Et ce n'est pas fini, puisque SpaceX propose aujourd'hui des solutions pour convoyer dans l'espace non seulement des satellites, mais aussi des astronautes. Avec le même succès pour le moment.

SpaceX, s'il est le symbole de cette émergence d'acteurs privés dans le spatial, n'est pas seul. Mais au-delà, des nouveaux acteurs étatiques ont fait leur apparition depuis quelques années, en plus des Etats-Unis, de la Russie et de l'Europe, les trois acteurs historiques de la conquête spatiale. La Chine bien sûr, dont le programme spatial connaît de beaux succès depuis quelques années, mais aussi l'Inde, l'Afrique, les puissances du Golfe... La course à l'espace alimente aussi bien les vannes de l'innovation technologique que de la diplomatie "soft power".

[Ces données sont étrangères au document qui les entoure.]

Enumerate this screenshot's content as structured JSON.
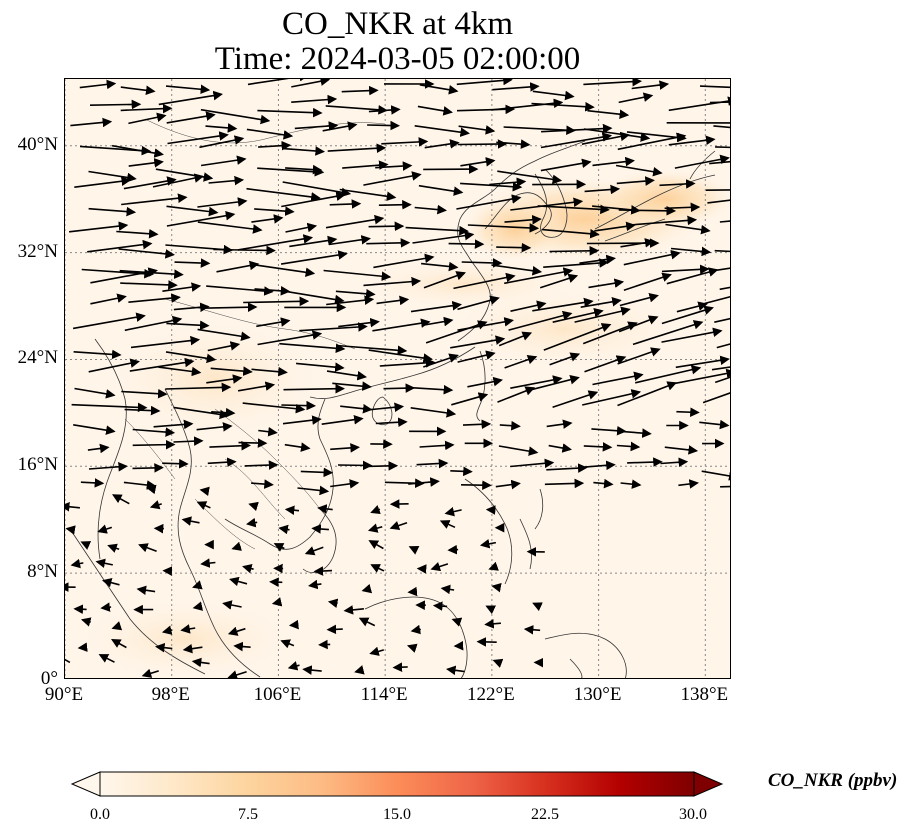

Au milieu de cela, l'Europe et la France, fer de lance du programme spatial européen, aussi bien financièrement qu'en termes de projets, doit réagir vite, et s'adapter.

Nous avons choisi dans ce dossier de nous attarder sur les réponses de l'agence spatiale européenne à ce nouveau contexte. Notamment à travers le CNES, qui collabore à deux projets cruciaux pour les court et moyen termes : Ariane 6 et le moteur-fusée Prometheus.

Ariane 6 d'abord. La fusée qui doit succéder à Ariane 5, dont le développement et la conception s'opèrent en un temps record pour ce type de projet, répond à deux idées directrices : abaisser au maximum les coûts de fabrication, et être capable de placer des satellites sur une variété d'orbites plus importante qu'auparavant. Ceci dans le but de rester concurrentiel dans les années qui viennent.

Prometheus, le moteur-fusée développé depuis 2015 par le CNES, illustre la dimension de la "réponse" européenne aux innovations récentes réalisées sur les lanceurs. En effet, Prometheus doit être un moteur réutilisable. Elon Musk a levé les doutes qui existaient sur l'intérêt financier de la réutilisation. L'Europe doit donc prendre le train en marche.

Enfin, la France a aussi des atouts sur un marché émergent, celui des nanosatellites. Hemeria, une start-up française impliquée dans le développement des nanosatellites Angels, amenés à remplacer Argos pour former à termes une constellation de 25 satellites, Kyneis, est un acteur important du secteur.